Hubby often deals with the seemingly mundane or unpleasant aspects of life—ranging from the inconvenience of having a construction site outside her house, to the earthshattering effects of being diagnosed with cancer. A kind of catharsis is one of the aims of Hubby’s work, which sometimes take the form of events in which her audience take part. In these works, though, catharsis is not simply a matter of purging negativity, but a more dialectical, unresolved, and humorous process that integrates the contributions of participants and collaborators, often to subversive effect.

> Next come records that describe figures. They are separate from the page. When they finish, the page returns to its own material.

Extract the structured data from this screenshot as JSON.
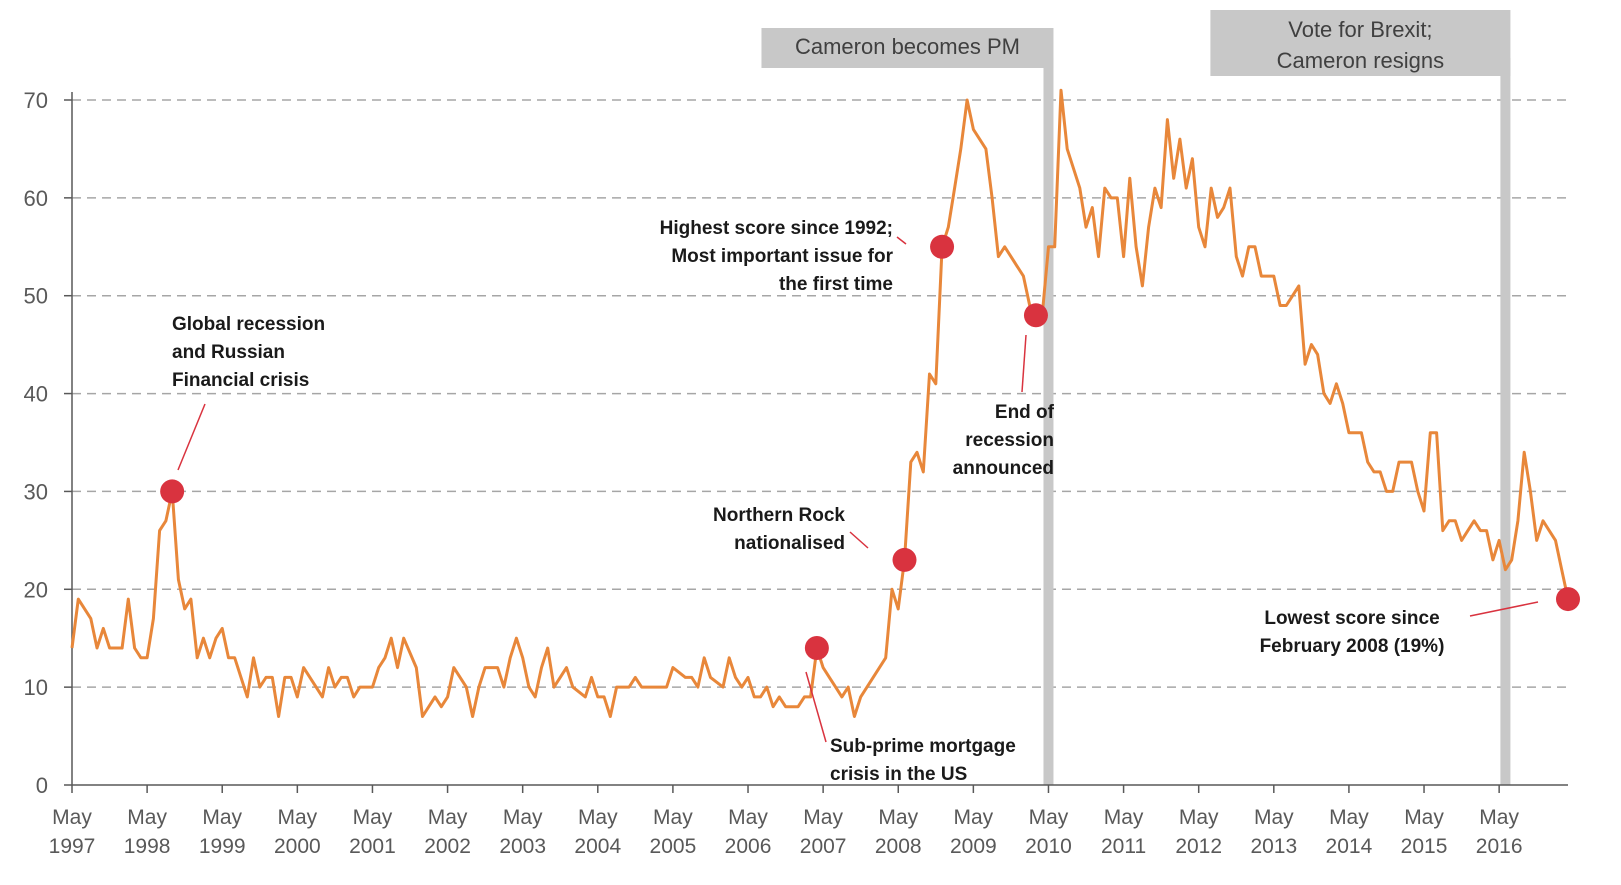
{
  "chart_data": {
    "type": "line",
    "title": "",
    "xlabel": "",
    "ylabel": "",
    "ylim": [
      0,
      70
    ],
    "yticks": [
      0,
      10,
      20,
      30,
      40,
      50,
      60,
      70
    ],
    "xlim": [
      "1997-05",
      "2017-04"
    ],
    "grid": "horizontal dashed",
    "x_tick_labels": [
      {
        "x": "1997-05",
        "month": "May",
        "year": "1997"
      },
      {
        "x": "1998-05",
        "month": "May",
        "year": "1998"
      },
      {
        "x": "1999-05",
        "month": "May",
        "year": "1999"
      },
      {
        "x": "2000-05",
        "month": "May",
        "year": "2000"
      },
      {
        "x": "2001-05",
        "month": "May",
        "year": "2001"
      },
      {
        "x": "2002-05",
        "month": "May",
        "year": "2002"
      },
      {
        "x": "2003-05",
        "month": "May",
        "year": "2003"
      },
      {
        "x": "2004-05",
        "month": "May",
        "year": "2004"
      },
      {
        "x": "2005-05",
        "month": "May",
        "year": "2005"
      },
      {
        "x": "2006-05",
        "month": "May",
        "year": "2006"
      },
      {
        "x": "2007-05",
        "month": "May",
        "year": "2007"
      },
      {
        "x": "2008-05",
        "month": "May",
        "year": "2008"
      },
      {
        "x": "2009-05",
        "month": "May",
        "year": "2009"
      },
      {
        "x": "2010-05",
        "month": "May",
        "year": "2010"
      },
      {
        "x": "2011-05",
        "month": "May",
        "year": "2011"
      },
      {
        "x": "2012-05",
        "month": "May",
        "year": "2012"
      },
      {
        "x": "2013-05",
        "month": "May",
        "year": "2013"
      },
      {
        "x": "2014-05",
        "month": "May",
        "year": "2014"
      },
      {
        "x": "2015-05",
        "month": "May",
        "year": "2015"
      },
      {
        "x": "2016-05",
        "month": "May",
        "year": "2016"
      }
    ],
    "series": [
      {
        "color": "#e8873a",
        "points": [
          [
            "1997-05",
            14
          ],
          [
            "1997-06",
            19
          ],
          [
            "1997-08",
            17
          ],
          [
            "1997-09",
            14
          ],
          [
            "1997-10",
            16
          ],
          [
            "1997-11",
            14
          ],
          [
            "1998-01",
            14
          ],
          [
            "1998-02",
            19
          ],
          [
            "1998-03",
            14
          ],
          [
            "1998-04",
            13
          ],
          [
            "1998-05",
            13
          ],
          [
            "1998-06",
            17
          ],
          [
            "1998-07",
            26
          ],
          [
            "1998-08",
            27
          ],
          [
            "1998-09",
            30
          ],
          [
            "1998-10",
            21
          ],
          [
            "1998-11",
            18
          ],
          [
            "1998-12",
            19
          ],
          [
            "1999-01",
            13
          ],
          [
            "1999-02",
            15
          ],
          [
            "1999-03",
            13
          ],
          [
            "1999-04",
            15
          ],
          [
            "1999-05",
            16
          ],
          [
            "1999-06",
            13
          ],
          [
            "1999-07",
            13
          ],
          [
            "1999-08",
            11
          ],
          [
            "1999-09",
            9
          ],
          [
            "1999-10",
            13
          ],
          [
            "1999-11",
            10
          ],
          [
            "1999-12",
            11
          ],
          [
            "2000-01",
            11
          ],
          [
            "2000-02",
            7
          ],
          [
            "2000-03",
            11
          ],
          [
            "2000-04",
            11
          ],
          [
            "2000-05",
            9
          ],
          [
            "2000-06",
            12
          ],
          [
            "2000-08",
            10
          ],
          [
            "2000-09",
            9
          ],
          [
            "2000-10",
            12
          ],
          [
            "2000-11",
            10
          ],
          [
            "2000-12",
            11
          ],
          [
            "2001-01",
            11
          ],
          [
            "2001-02",
            9
          ],
          [
            "2001-03",
            10
          ],
          [
            "2001-05",
            10
          ],
          [
            "2001-06",
            12
          ],
          [
            "2001-07",
            13
          ],
          [
            "2001-08",
            15
          ],
          [
            "2001-09",
            12
          ],
          [
            "2001-10",
            15
          ],
          [
            "2001-12",
            12
          ],
          [
            "2002-01",
            7
          ],
          [
            "2002-03",
            9
          ],
          [
            "2002-04",
            8
          ],
          [
            "2002-05",
            9
          ],
          [
            "2002-06",
            12
          ],
          [
            "2002-08",
            10
          ],
          [
            "2002-09",
            7
          ],
          [
            "2002-10",
            10
          ],
          [
            "2002-11",
            12
          ],
          [
            "2003-01",
            12
          ],
          [
            "2003-02",
            10
          ],
          [
            "2003-03",
            13
          ],
          [
            "2003-04",
            15
          ],
          [
            "2003-05",
            13
          ],
          [
            "2003-06",
            10
          ],
          [
            "2003-07",
            9
          ],
          [
            "2003-08",
            12
          ],
          [
            "2003-09",
            14
          ],
          [
            "2003-10",
            10
          ],
          [
            "2003-11",
            11
          ],
          [
            "2003-12",
            12
          ],
          [
            "2004-01",
            10
          ],
          [
            "2004-03",
            9
          ],
          [
            "2004-04",
            11
          ],
          [
            "2004-05",
            9
          ],
          [
            "2004-06",
            9
          ],
          [
            "2004-07",
            7
          ],
          [
            "2004-08",
            10
          ],
          [
            "2004-10",
            10
          ],
          [
            "2004-11",
            11
          ],
          [
            "2004-12",
            10
          ],
          [
            "2005-01",
            10
          ],
          [
            "2005-04",
            10
          ],
          [
            "2005-05",
            12
          ],
          [
            "2005-07",
            11
          ],
          [
            "2005-08",
            11
          ],
          [
            "2005-09",
            10
          ],
          [
            "2005-10",
            13
          ],
          [
            "2005-11",
            11
          ],
          [
            "2006-01",
            10
          ],
          [
            "2006-02",
            13
          ],
          [
            "2006-03",
            11
          ],
          [
            "2006-04",
            10
          ],
          [
            "2006-05",
            11
          ],
          [
            "2006-06",
            9
          ],
          [
            "2006-07",
            9
          ],
          [
            "2006-08",
            10
          ],
          [
            "2006-09",
            8
          ],
          [
            "2006-10",
            9
          ],
          [
            "2006-11",
            8
          ],
          [
            "2007-01",
            8
          ],
          [
            "2007-02",
            9
          ],
          [
            "2007-03",
            9
          ],
          [
            "2007-04",
            14
          ],
          [
            "2007-05",
            12
          ],
          [
            "2007-06",
            11
          ],
          [
            "2007-07",
            10
          ],
          [
            "2007-08",
            9
          ],
          [
            "2007-09",
            10
          ],
          [
            "2007-10",
            7
          ],
          [
            "2007-11",
            9
          ],
          [
            "2008-03",
            13
          ],
          [
            "2008-04",
            20
          ],
          [
            "2008-05",
            18
          ],
          [
            "2008-06",
            23
          ],
          [
            "2008-07",
            33
          ],
          [
            "2008-08",
            34
          ],
          [
            "2008-09",
            32
          ],
          [
            "2008-10",
            42
          ],
          [
            "2008-11",
            41
          ],
          [
            "2008-12",
            55
          ],
          [
            "2009-01",
            57
          ],
          [
            "2009-02",
            61
          ],
          [
            "2009-03",
            65
          ],
          [
            "2009-04",
            70
          ],
          [
            "2009-05",
            67
          ],
          [
            "2009-07",
            65
          ],
          [
            "2009-08",
            60
          ],
          [
            "2009-09",
            54
          ],
          [
            "2009-10",
            55
          ],
          [
            "2009-12",
            53
          ],
          [
            "2010-01",
            52
          ],
          [
            "2010-02",
            49
          ],
          [
            "2010-03",
            48
          ],
          [
            "2010-04",
            48
          ],
          [
            "2010-05",
            55
          ],
          [
            "2010-06",
            55
          ],
          [
            "2010-07",
            71
          ],
          [
            "2010-08",
            65
          ],
          [
            "2010-10",
            61
          ],
          [
            "2010-11",
            57
          ],
          [
            "2010-12",
            59
          ],
          [
            "2011-01",
            54
          ],
          [
            "2011-02",
            61
          ],
          [
            "2011-03",
            60
          ],
          [
            "2011-04",
            60
          ],
          [
            "2011-05",
            54
          ],
          [
            "2011-06",
            62
          ],
          [
            "2011-07",
            55
          ],
          [
            "2011-08",
            51
          ],
          [
            "2011-09",
            57
          ],
          [
            "2011-10",
            61
          ],
          [
            "2011-11",
            59
          ],
          [
            "2011-12",
            68
          ],
          [
            "2012-01",
            62
          ],
          [
            "2012-02",
            66
          ],
          [
            "2012-03",
            61
          ],
          [
            "2012-04",
            64
          ],
          [
            "2012-05",
            57
          ],
          [
            "2012-06",
            55
          ],
          [
            "2012-07",
            61
          ],
          [
            "2012-08",
            58
          ],
          [
            "2012-09",
            59
          ],
          [
            "2012-10",
            61
          ],
          [
            "2012-11",
            54
          ],
          [
            "2012-12",
            52
          ],
          [
            "2013-01",
            55
          ],
          [
            "2013-02",
            55
          ],
          [
            "2013-03",
            52
          ],
          [
            "2013-05",
            52
          ],
          [
            "2013-06",
            49
          ],
          [
            "2013-07",
            49
          ],
          [
            "2013-08",
            50
          ],
          [
            "2013-09",
            51
          ],
          [
            "2013-10",
            43
          ],
          [
            "2013-11",
            45
          ],
          [
            "2013-12",
            44
          ],
          [
            "2014-01",
            40
          ],
          [
            "2014-02",
            39
          ],
          [
            "2014-03",
            41
          ],
          [
            "2014-04",
            39
          ],
          [
            "2014-05",
            36
          ],
          [
            "2014-07",
            36
          ],
          [
            "2014-08",
            33
          ],
          [
            "2014-09",
            32
          ],
          [
            "2014-10",
            32
          ],
          [
            "2014-11",
            30
          ],
          [
            "2014-12",
            30
          ],
          [
            "2015-01",
            33
          ],
          [
            "2015-03",
            33
          ],
          [
            "2015-04",
            30
          ],
          [
            "2015-05",
            28
          ],
          [
            "2015-06",
            36
          ],
          [
            "2015-07",
            36
          ],
          [
            "2015-08",
            26
          ],
          [
            "2015-09",
            27
          ],
          [
            "2015-10",
            27
          ],
          [
            "2015-11",
            25
          ],
          [
            "2016-01",
            27
          ],
          [
            "2016-02",
            26
          ],
          [
            "2016-03",
            26
          ],
          [
            "2016-04",
            23
          ],
          [
            "2016-05",
            25
          ],
          [
            "2016-06",
            22
          ],
          [
            "2016-07",
            23
          ],
          [
            "2016-08",
            27
          ],
          [
            "2016-09",
            34
          ],
          [
            "2016-10",
            30
          ],
          [
            "2016-11",
            25
          ],
          [
            "2016-12",
            27
          ],
          [
            "2017-02",
            25
          ],
          [
            "2017-03",
            22
          ],
          [
            "2017-04",
            19
          ]
        ]
      }
    ],
    "events": [
      {
        "x": "2010-05",
        "label": "Cameron becomes PM",
        "anchor": "end"
      },
      {
        "x": "2016-06",
        "label": "Vote for Brexit;\nCameron resigns",
        "anchor": "end"
      }
    ],
    "annotations": [
      {
        "x": "1998-09",
        "y": 30,
        "text": "Global recession\nand Russian\nFinancial crisis",
        "align": "left"
      },
      {
        "x": "2007-04",
        "y": 14,
        "text": "Sub-prime mortgage\ncrisis in the US",
        "align": "left"
      },
      {
        "x": "2008-06",
        "y": 23,
        "text": "Northern Rock\nnationalised",
        "align": "right"
      },
      {
        "x": "2008-12",
        "y": 55,
        "text": "Highest score since 1992;\nMost important issue for\nthe first time",
        "align": "right"
      },
      {
        "x": "2010-03",
        "y": 48,
        "text": "End of\nrecession\nannounced",
        "align": "right"
      },
      {
        "x": "2017-04",
        "y": 19,
        "text": "Lowest score since\nFebruary 2008 (19%)",
        "align": "center"
      }
    ]
  }
}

Everything Irreversible, Anything Diaphanous comprises collaged images of household objects—mostly soft furnishings in bizarre and anthropomorphic arrangements—combined with speech bubbles or dialog boxes, alternately expressing deep-seated fears and palliating reassurances. These textual elements, written by Hubby’s collaborator, Dave Cull, take the form of couplets whose timeless, even pastoral, quality counterpoints the magazine glossiness of the images, undercutting their rakish optimism with suggestions of the inevitability of death. This anxiety creeps in from the margins of the pictures and places the work in the long tradition of the memento mori, especially vanitas paintings designed to remind the viewer of their own mortality. In spite of this morbidity, however, the series suggests the ways in which we come to terms with adversity, finding comfort in the sublime experience that inhabits the everyday world around us.

Dave Cull was born in in Bangkok, grew up in Germany, and received a rough finish in the U.S. He studied philosophy in Baltimore and creative writing at Columbia University in New York. His stories have been published in Fence, Milan Review and elsewhere. He has collaborated frequently with visual artists including Iva Gueorguieva, Michelle O'Marah, and Hubby. He currently lives, writes, and works odd jobs in Los Angeles.